Colombia-Venezuela relations

  • March 2008: Caracas sends troops to border after Colombian raid into Ecuador to kill Farc rebels
  • July 2008: Colombia and Venezuela make up after release of Farc hostage Ingrid Betancourt
  • November 2009: Venezuela sends 15,000 troops to border after Colombia-US deal on use of Colombia military bases
  • June 2010: Juan Manuel Santos elected President of Colombia. Caracas previously said his election "could lead to war in the region"
  • July 16, 2010: Caracas describes as provocation Bogota's announcement that Colombian rebels are sheltering in Venezuela
  • July 22, 2010: Colombia presents what it says is evidence for its accusations at OAS meeting.

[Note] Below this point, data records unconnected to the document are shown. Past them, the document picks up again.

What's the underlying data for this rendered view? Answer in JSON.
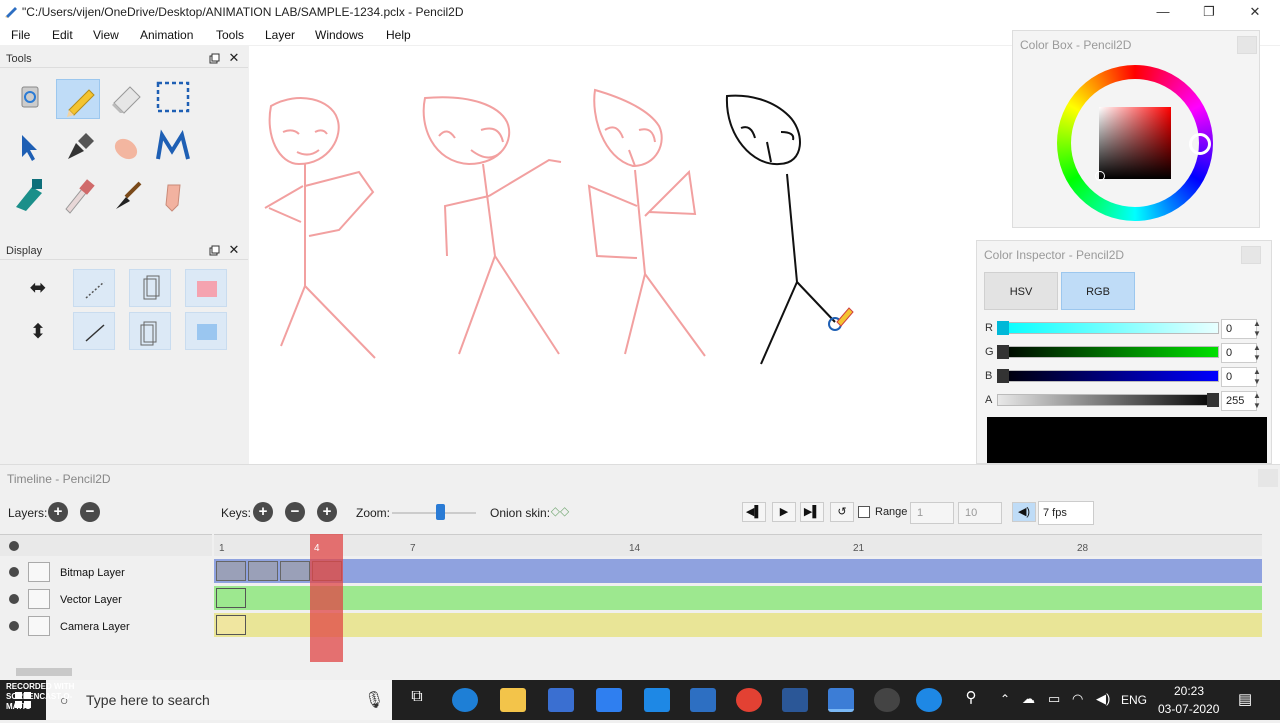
{
  "window": {
    "title": "\"C:/Users/vijen/OneDrive/Desktop/ANIMATION LAB/SAMPLE-1234.pclx - Pencil2D",
    "minimize": "—",
    "restore": "❐",
    "close": "✕"
  },
  "menu": [
    "File",
    "Edit",
    "View",
    "Animation",
    "Tools",
    "Layer",
    "Windows",
    "Help"
  ],
  "tools_panel": {
    "title": "Tools",
    "tools": [
      "clear-icon",
      "pencil-icon",
      "eraser-icon",
      "select-icon",
      "move-icon",
      "pen-icon",
      "hand-icon",
      "smudge-icon",
      "bucket-icon",
      "eyedropper-icon",
      "brush-icon",
      "polyline-icon"
    ],
    "active_tool": "pencil-icon"
  },
  "display_panel": {
    "title": "Display",
    "buttons": [
      "flip-horizontal-icon",
      "outlines-icon",
      "onion-prev-icon",
      "onion-color-prev-icon",
      "flip-vertical-icon",
      "thin-lines-icon",
      "onion-next-icon",
      "onion-color-next-icon"
    ]
  },
  "color_box": {
    "title": "Color Box - Pencil2D"
  },
  "color_inspector": {
    "title": "Color Inspector - Pencil2D",
    "tabs": [
      "HSV",
      "RGB"
    ],
    "active_tab": "RGB",
    "channels": [
      {
        "label": "R",
        "value": "0",
        "color": "#00e5ff"
      },
      {
        "label": "G",
        "value": "0",
        "color": "#00cc00"
      },
      {
        "label": "B",
        "value": "0",
        "color": "#0000ff"
      },
      {
        "label": "A",
        "value": "255",
        "color": "#000000"
      }
    ],
    "preview_color": "#000000"
  },
  "timeline": {
    "title": "Timeline - Pencil2D",
    "layers_label": "Layers:",
    "keys_label": "Keys:",
    "zoom_label": "Zoom:",
    "onion_label": "Onion skin:",
    "range_label": "Range",
    "range_start": "1",
    "range_end": "10",
    "fps": "7 fps",
    "current_frame": "4",
    "ruler_labels": [
      "1",
      "7",
      "14",
      "21",
      "28"
    ],
    "layers": [
      {
        "name": "Bitmap Layer",
        "color": "#8fa2df",
        "icon": "bitmap-layer-icon"
      },
      {
        "name": "Vector Layer",
        "color": "#9de88f",
        "icon": "vector-layer-icon"
      },
      {
        "name": "Camera Layer",
        "color": "#e9e597",
        "icon": "camera-layer-icon"
      }
    ]
  },
  "taskbar": {
    "search_placeholder": "Type here to search",
    "watermark": "RECORDED WITH SCREENCAST-O-MATIC",
    "lang": "ENG",
    "time": "20:23",
    "date": "03-07-2020"
  },
  "colors": {
    "accent": "#bfdcf7",
    "frame_highlight": "#e05555",
    "sketch": "#f2a0a0"
  }
}
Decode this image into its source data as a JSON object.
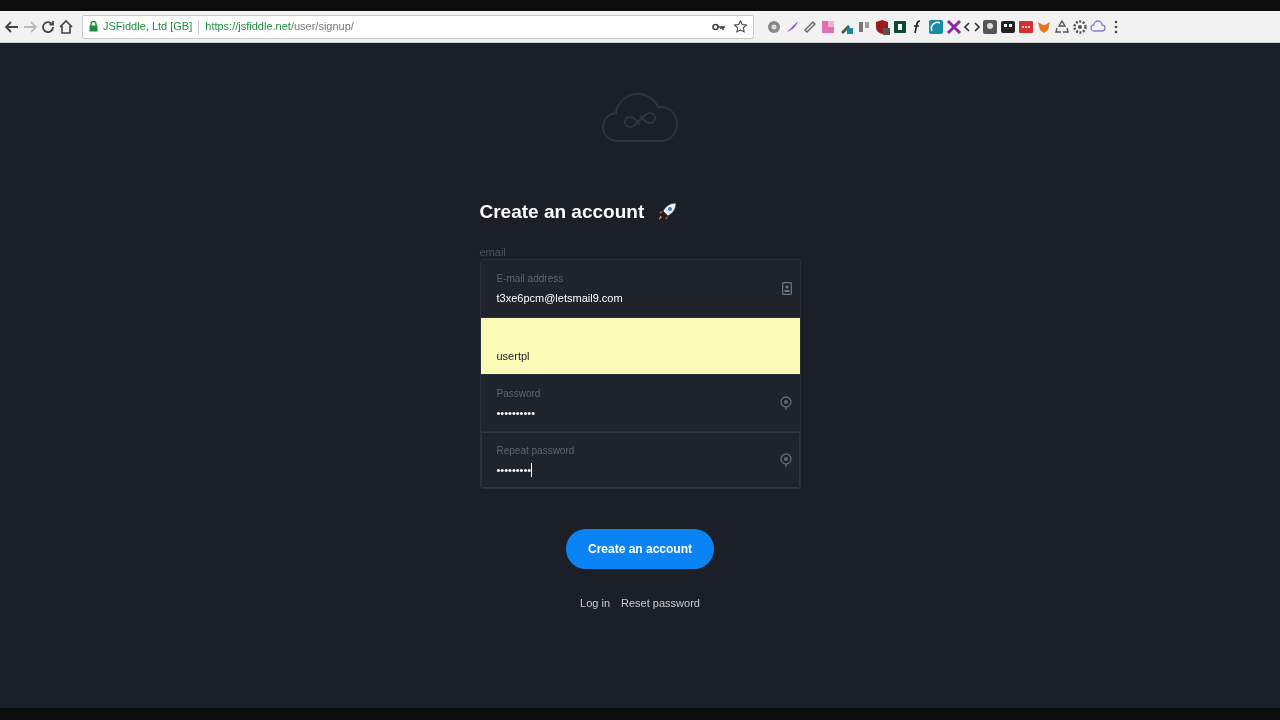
{
  "browser": {
    "site_identity": "JSFiddle, Ltd [GB]",
    "url_host": "https://jsfiddle.net",
    "url_path": "/user/signup/"
  },
  "heading": "Create an account",
  "hidden_label": "email",
  "fields": [
    {
      "label": "E-mail address",
      "value": "t3xe6pcm@letsmail9.com",
      "autofilled": false,
      "focused": false,
      "kind": "email"
    },
    {
      "value": "usertpl",
      "autofilled": true,
      "focused": false,
      "kind": "text"
    },
    {
      "label": "Password",
      "value": "••••••••••",
      "autofilled": false,
      "focused": false,
      "kind": "password"
    },
    {
      "label": "Repeat password",
      "value": "•••••••••",
      "autofilled": false,
      "focused": true,
      "kind": "password"
    }
  ],
  "submit": "Create an account",
  "links": [
    "Log in",
    "Reset password"
  ]
}
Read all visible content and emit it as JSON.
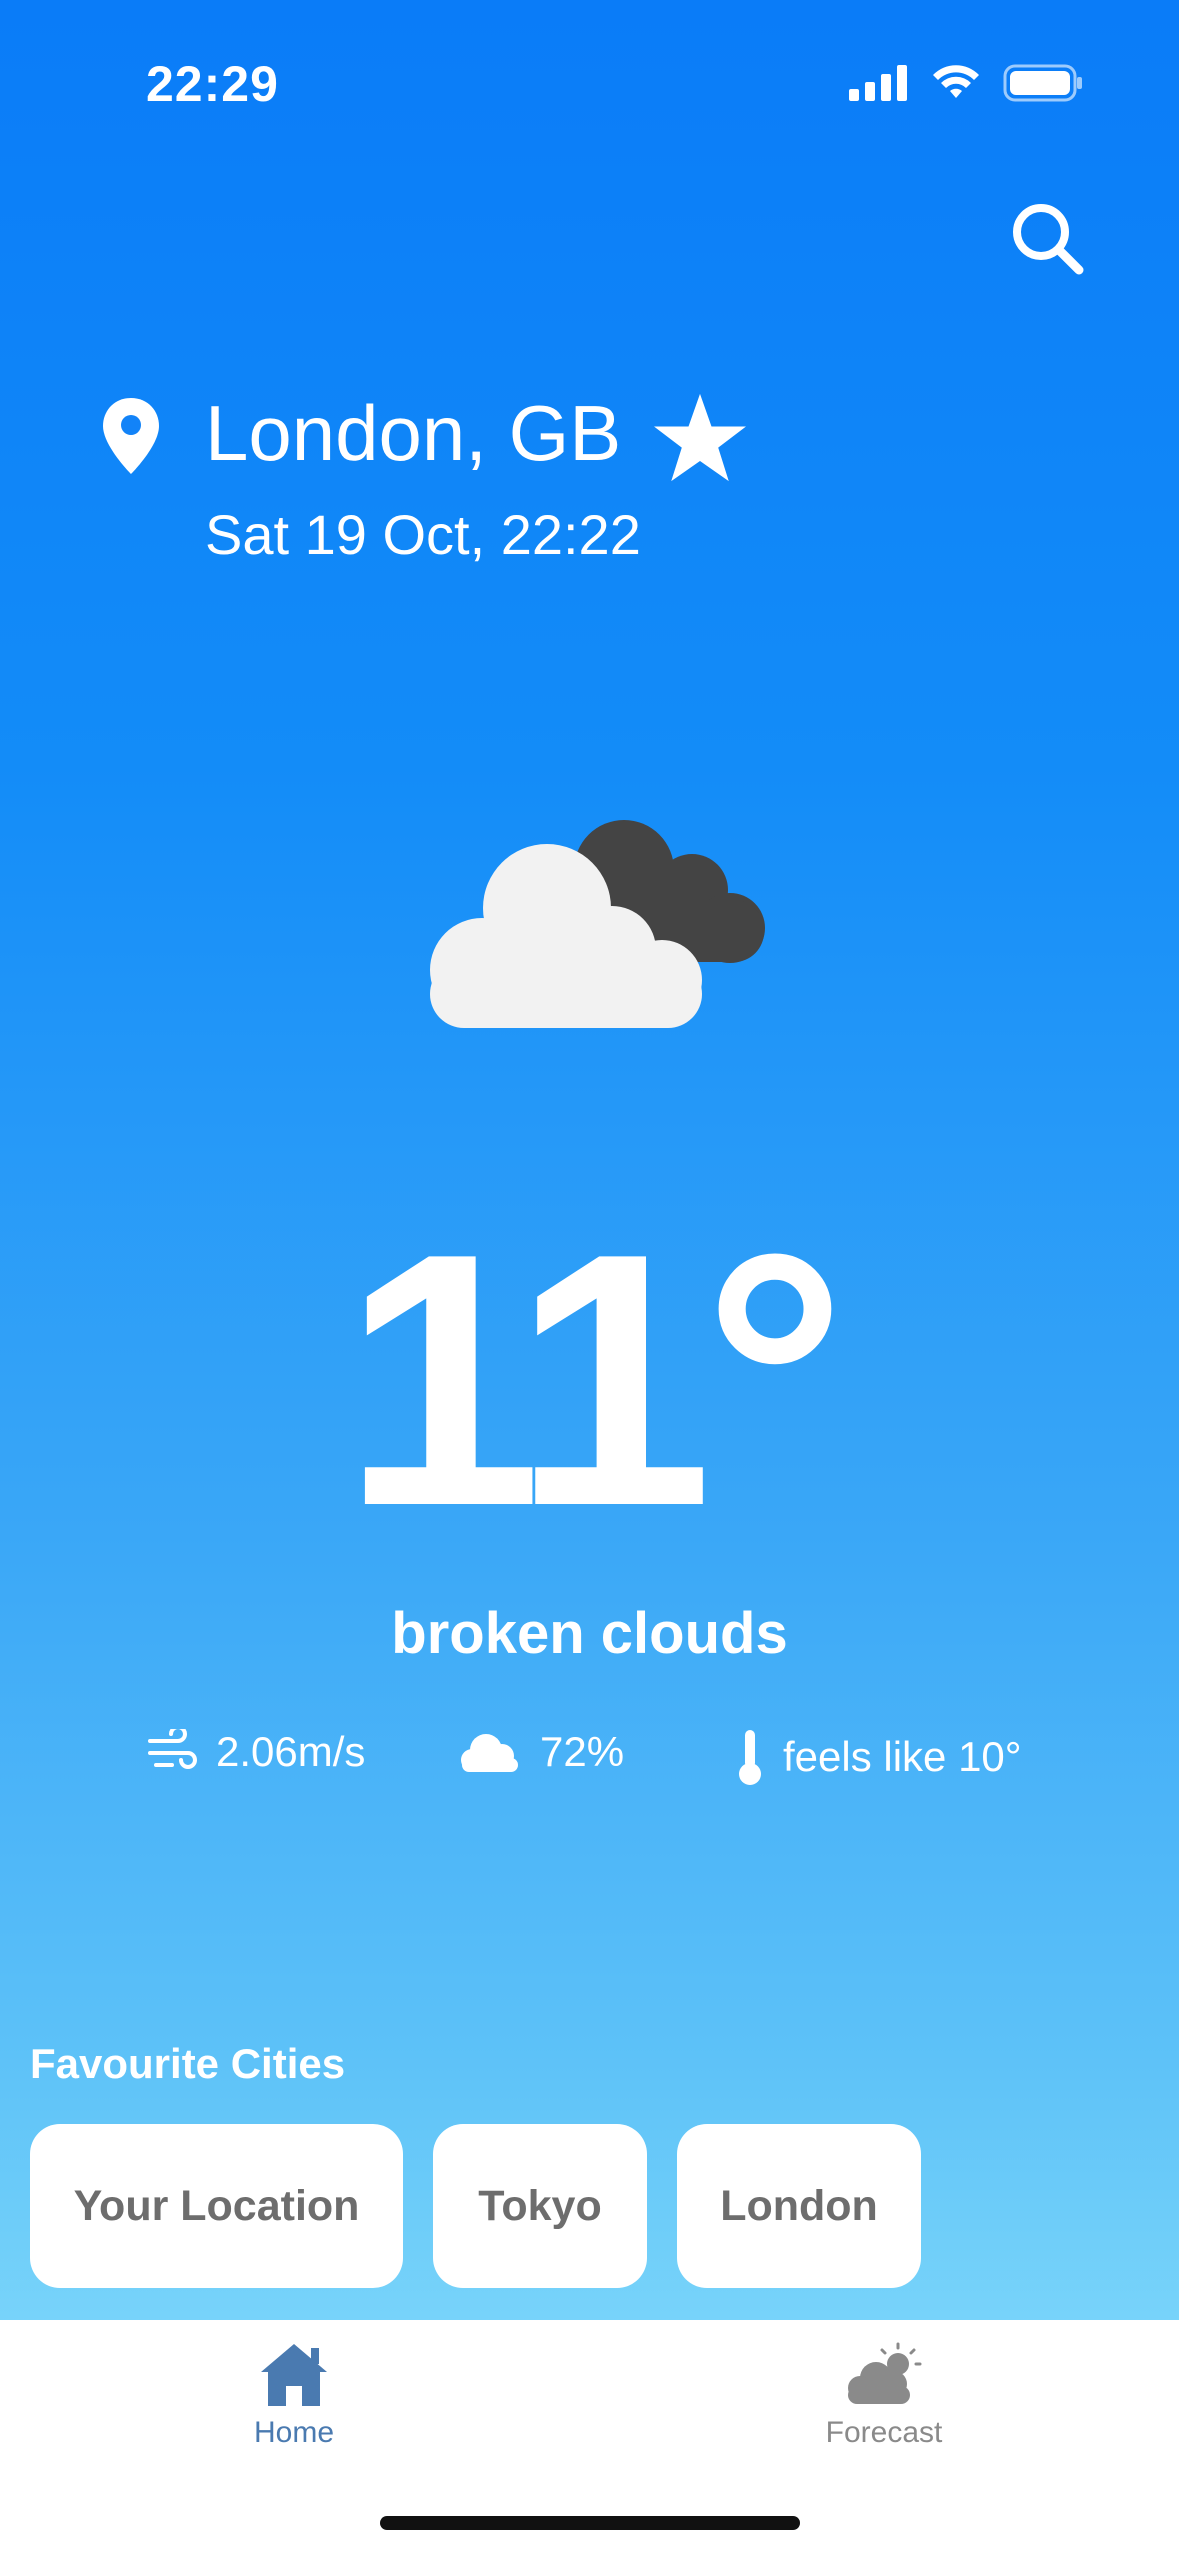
{
  "status_bar": {
    "time": "22:29"
  },
  "location": {
    "city": "London, GB",
    "datetime": "Sat 19 Oct, 22:22"
  },
  "current": {
    "temperature": "11°",
    "description": "broken clouds",
    "wind": "2.06m/s",
    "clouds": "72%",
    "feels_like": "feels like 10°"
  },
  "favourites": {
    "title": "Favourite Cities",
    "cities": [
      "Your Location",
      "Tokyo",
      "London"
    ]
  },
  "tabs": [
    {
      "label": "Home",
      "icon": "house-icon",
      "active": true
    },
    {
      "label": "Forecast",
      "icon": "cloud-sun-icon",
      "active": false
    }
  ],
  "colors": {
    "accent": "#4a7ab0",
    "inactive": "#8a8a8a",
    "sky_top": "#0a7cf8",
    "sky_bottom": "#8fe3fb"
  }
}
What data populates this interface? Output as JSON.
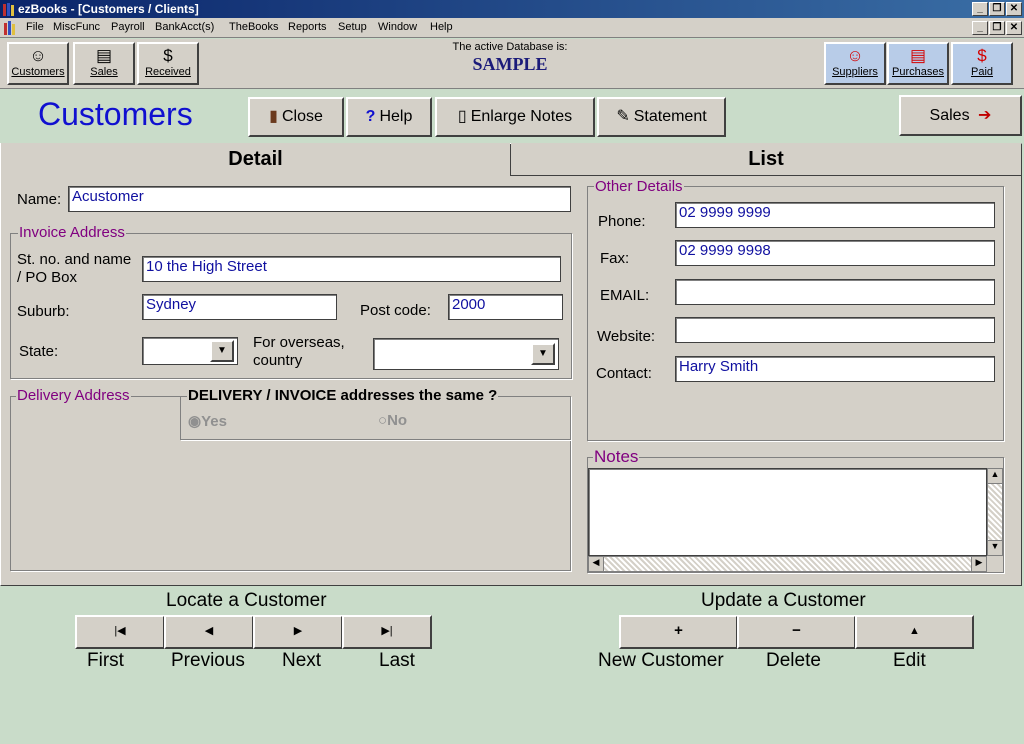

Venezuela breaks off diplomatic relations
Detailed allegations

A dispute over whether Venezuela allows Colombian Farc and ELN rebels to operate from its territory has dogged ties between the two South American nations for the past eight years.

But relations hit a new low last week when Colombia presented detailed allegations, including maps, photographs and testimony from guerrilla deserters.

Venezuela vehemently denies the accusation, and Mr Chavez has accused Colombia of trying to create a pretext for US military intervention against him.

He has also accused Colombia's outgoing President Alvaro Uribe - who leaves office next month - of trying to prevent an improvement in relations with Venezuela under his successor, Juan Manuel Santos.

Mr Uribe - a close ally of the US - has made the fight against left-wing rebels the main priority of his presidency.

In a newspaper interview published on Sunday, he said he could not understand why guerrilla leaders sheltering in Venezuela were not arrested.

"I leave office with the sadness that these terrorists still have the capacity to inflict damage from outside the country," he said.

In 2008 Mr Uribe sent Colombian troops into neighbouring Ecuador to attack a rebel base, killing the Farc leader, Raul Reyes.

His decision to give US forces access to military bases inside Colombia has been another cause of concern for Venezuela.